Hay en ese crimen, y en su antagonismo básico, un fracaso tan colosal que
incluso su remanente sigue siendo hoy inquietante y productivo; será, tal vez,
por esa curiosa e irrepetible síntesis entre lo individual y lo colectivo,
entre la singularidad psicológica y la decisiva encrucijada política, que convierte,
de algún modo, ese relato empírico, es decir, real, en una historia con un
insólito interés intrínseco.
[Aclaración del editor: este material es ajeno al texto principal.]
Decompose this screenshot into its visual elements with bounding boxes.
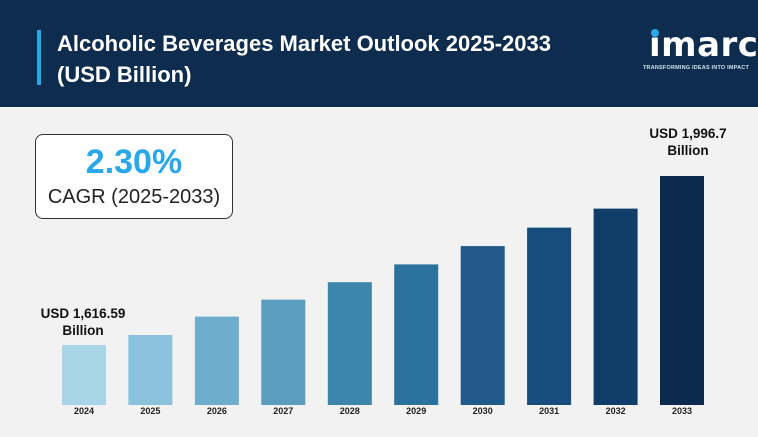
cagr-value: 2.30% [85, 143, 183, 181]
x-tick-label-2024: 2024 [74, 406, 94, 416]
logo-tagline: TRANSFORMING IDEAS INTO IMPACT [642, 65, 750, 71]
bar-2032 [593, 208, 638, 405]
x-tick-label-2031: 2031 [539, 406, 559, 416]
x-tick-label-2029: 2029 [406, 406, 426, 416]
bar-2030 [460, 246, 505, 405]
x-tick-label-2025: 2025 [140, 406, 160, 416]
last-bar-value-callout: USD 1,996.7 Billion [628, 125, 748, 159]
x-tick-label-2030: 2030 [473, 406, 493, 416]
x-tick-label-2033: 2033 [672, 406, 692, 416]
x-tick-label-2028: 2028 [340, 406, 360, 416]
last-bar-value: USD 1,996.7 [649, 126, 727, 141]
last-bar-unit: Billion [667, 143, 709, 158]
logo-dot-icon [651, 29, 659, 37]
cagr-callout-box: 2.30% CAGR (2025-2033) [35, 134, 233, 219]
bar-2027 [261, 299, 306, 405]
header-banner: Alcoholic Beverages Market Outlook 2025-… [0, 0, 758, 107]
cagr-label: CAGR (2025-2033) [47, 186, 221, 208]
page-title: Alcoholic Beverages Market Outlook 2025-… [57, 31, 551, 87]
bar-2031 [527, 227, 572, 405]
x-tick-label-2026: 2026 [207, 406, 227, 416]
x-tick-label-2027: 2027 [273, 406, 293, 416]
bar-2026 [194, 316, 239, 405]
title-accent-bar [37, 30, 41, 85]
bar-2033 [660, 176, 704, 405]
bar-2028 [327, 282, 372, 405]
bar-2025 [128, 335, 173, 405]
bar-2024 [62, 345, 106, 405]
first-bar-unit: Billion [62, 323, 104, 338]
imarc-logo[interactable]: imarc TRANSFORMING IDEAS INTO IMPACT [641, 27, 758, 77]
logo-wordmark: imarc [649, 25, 758, 65]
bar-2029 [394, 264, 439, 405]
x-tick-label-2032: 2032 [606, 406, 626, 416]
first-bar-value-callout: USD 1,616.59 Billion [28, 305, 138, 339]
first-bar-value: USD 1,616.59 [40, 306, 126, 321]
Ramón Mercader, de hecho, tiene esa específica reciedumbre
como personaje que en nuestros días casi es más visible en la ficción
televisiva que en la narrativa (¿el Doug Stamper de House of cards?).
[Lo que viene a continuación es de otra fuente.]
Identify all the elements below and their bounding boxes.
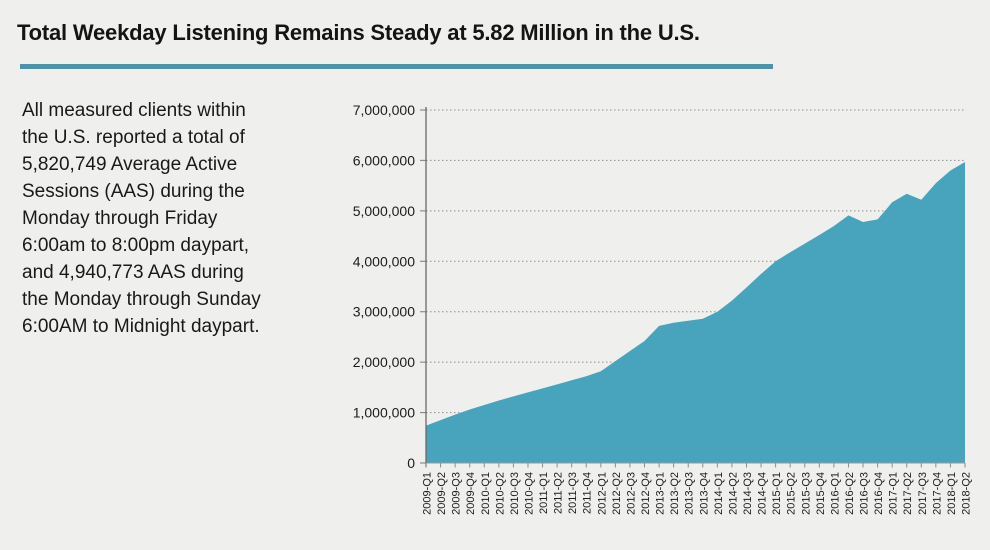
x-tick-label: 2010-Q3 bbox=[509, 472, 521, 515]
description-line: Sessions (AAS) during the bbox=[22, 181, 245, 202]
x-tick-label: 2012-Q3 bbox=[625, 472, 637, 515]
x-tick-label: 2012-Q2 bbox=[611, 472, 623, 515]
x-tick-label: 2017-Q4 bbox=[931, 472, 943, 515]
description-line: the Monday through Sunday bbox=[22, 289, 261, 310]
x-tick-label: 2012-Q1 bbox=[596, 472, 608, 515]
x-tick-label: 2017-Q2 bbox=[902, 472, 914, 515]
x-tick-label: 2016-Q4 bbox=[873, 472, 885, 515]
y-tick-label: 1,000,000 bbox=[353, 405, 415, 421]
x-tick-label: 2015-Q4 bbox=[815, 472, 827, 515]
x-tick-label: 2014-Q3 bbox=[742, 472, 754, 515]
x-tick-label: 2009-Q3 bbox=[451, 472, 463, 515]
y-tick-label: 5,000,000 bbox=[353, 203, 415, 219]
x-tick-label: 2018-Q1 bbox=[946, 472, 958, 515]
x-tick-label: 2012-Q4 bbox=[640, 472, 652, 515]
x-tick-label: 2011-Q4 bbox=[582, 472, 594, 514]
y-tick-label: 7,000,000 bbox=[353, 102, 415, 118]
x-tick-label: 2015-Q2 bbox=[786, 472, 798, 515]
description-line: 6:00am to 8:00pm daypart, bbox=[22, 235, 250, 256]
x-axis-ticks bbox=[425, 463, 966, 468]
aas-area-series bbox=[426, 161, 965, 463]
x-tick-label: 2010-Q4 bbox=[523, 472, 535, 515]
x-tick-label: 2014-Q4 bbox=[757, 472, 769, 515]
description-line: Monday through Friday bbox=[22, 208, 218, 229]
title-underline bbox=[20, 64, 773, 69]
description-text: All measured clients within the U.S. repo… bbox=[22, 97, 332, 340]
x-tick-label: 2013-Q2 bbox=[669, 472, 681, 515]
y-tick-label: 3,000,000 bbox=[353, 304, 415, 320]
x-tick-label: 2016-Q1 bbox=[829, 472, 841, 515]
page-title: Total Weekday Listening Remains Steady a… bbox=[17, 20, 700, 45]
y-tick-label: 2,000,000 bbox=[353, 354, 415, 370]
description-line: 5,820,749 Average Active bbox=[22, 154, 238, 175]
y-axis-labels: 0 1,000,000 2,000,000 3,000,000 4,000,000 5,0… bbox=[353, 102, 416, 471]
y-axis-ticks bbox=[420, 109, 426, 464]
y-tick-label: 0 bbox=[407, 455, 415, 471]
x-tick-label: 2016-Q3 bbox=[859, 472, 871, 515]
x-tick-label: 2013-Q4 bbox=[698, 472, 710, 515]
x-tick-label: 2015-Q3 bbox=[800, 472, 812, 515]
x-tick-label: 2011-Q2 bbox=[553, 472, 565, 514]
listening-chart: 0 1,000,000 2,000,000 3,000,000 4,000,000 5,0… bbox=[340, 95, 990, 545]
x-tick-label: 2010-Q2 bbox=[494, 472, 506, 515]
x-tick-label: 2009-Q4 bbox=[465, 472, 477, 515]
x-tick-label: 2016-Q2 bbox=[844, 472, 856, 515]
description-line: the U.S. reported a total of bbox=[22, 127, 245, 148]
y-tick-label: 6,000,000 bbox=[353, 152, 415, 168]
x-tick-label: 2011-Q3 bbox=[567, 472, 579, 514]
x-tick-label: 2018-Q2 bbox=[961, 472, 973, 515]
x-tick-label: 2010-Q1 bbox=[480, 472, 492, 515]
x-tick-label: 2013-Q1 bbox=[655, 472, 667, 515]
x-tick-label: 2009-Q2 bbox=[436, 472, 448, 515]
description-line: and 4,940,773 AAS during bbox=[22, 262, 244, 283]
weekday-listening-area-chart: 0 1,000,000 2,000,000 3,000,000 4,000,000 5,0… bbox=[353, 102, 973, 515]
x-tick-label: 2014-Q2 bbox=[727, 472, 739, 515]
description-line: All measured clients within bbox=[22, 100, 246, 121]
x-tick-label: 2009-Q1 bbox=[422, 472, 434, 515]
x-tick-label: 2015-Q1 bbox=[771, 472, 783, 515]
x-tick-label: 2017-Q1 bbox=[888, 472, 900, 515]
x-tick-label: 2017-Q3 bbox=[917, 472, 929, 515]
description-line: 6:00AM to Midnight daypart. bbox=[22, 316, 260, 337]
x-axis-labels: 2009-Q1 2009-Q2 2009-Q3 2009-Q4 2010-Q1 2010-… bbox=[422, 472, 973, 515]
x-tick-label: 2011-Q1 bbox=[538, 472, 550, 514]
y-tick-label: 4,000,000 bbox=[353, 253, 415, 269]
x-tick-label: 2013-Q3 bbox=[684, 472, 696, 515]
x-tick-label: 2014-Q1 bbox=[713, 472, 725, 515]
Sin embargo, ahí es donde entran mis dudas, que nunca formularé desde un
punto de vista académico porque forman parte de mi gusto totalmente subjetivo:
no sé hasta qué punto la asombrosa verosimilitud con la que trabaja Padura es o
no el mayor éxito de la novela. Por supuesto, Padura no se limita a hacer una doble biografía minuciosa y, al parecer, muy bien documentada, de Trotski y de Ramón
Mercader, sino que incorpora una tercera perspectiva, cubana, más contemporánea
y totalmente ficcional, que garantiza el sentido novelesco del conjunto, a
través del tercer protagonista, el escritor fracasado Iván Cárdenas. Pero tal
vez la imaginación ficcional queda sólo como corolario de la Historia “real” y
verificable, lo que implicaría una cierta inferioridad de la ficción, cada vez más cercana a a su disolución y confundida por tanto ardid epistemológico. En
otras palabras: el hecho real garantiza la suspensión de la incredulidad, que
es quizá la parte más difícil del trabajo novelesco, y el añadido ficcional
libera al texto del dogmatismo de cumplir con la “verdad de los hechos” y de arrogarse
por tanto una responsabilidad excesiva. Algo parecido, diría yo, a las
estrategias de Javier Cercas en Soldados de Salamina, publicada, por cierto, en la
misma editorial. De ese modo, la hibridación funciona como escudo protector
contra cualquier ataque, venga del lado de los historiadores o de los
novelistas.
Lógicamente, un escritor puede elegir la fórmula que quiera y no aspiro a
proponer recetas infalibles. Pero me interesan estas cuestiones porque atañen a
algo decisivo para críticos y creadores: el repertorio de posibilidades del
novelista en un momento determinado, un repertorio muy difícil de objetivar. Y eso me lleva a otra cuestión más personal: a lo
mejor debo buscar un hecho real para relanzar mi alicaída carrera novelística.
Y un hecho impactante y tremendo, a ser posible. O sea: nada de mi propia experiencia.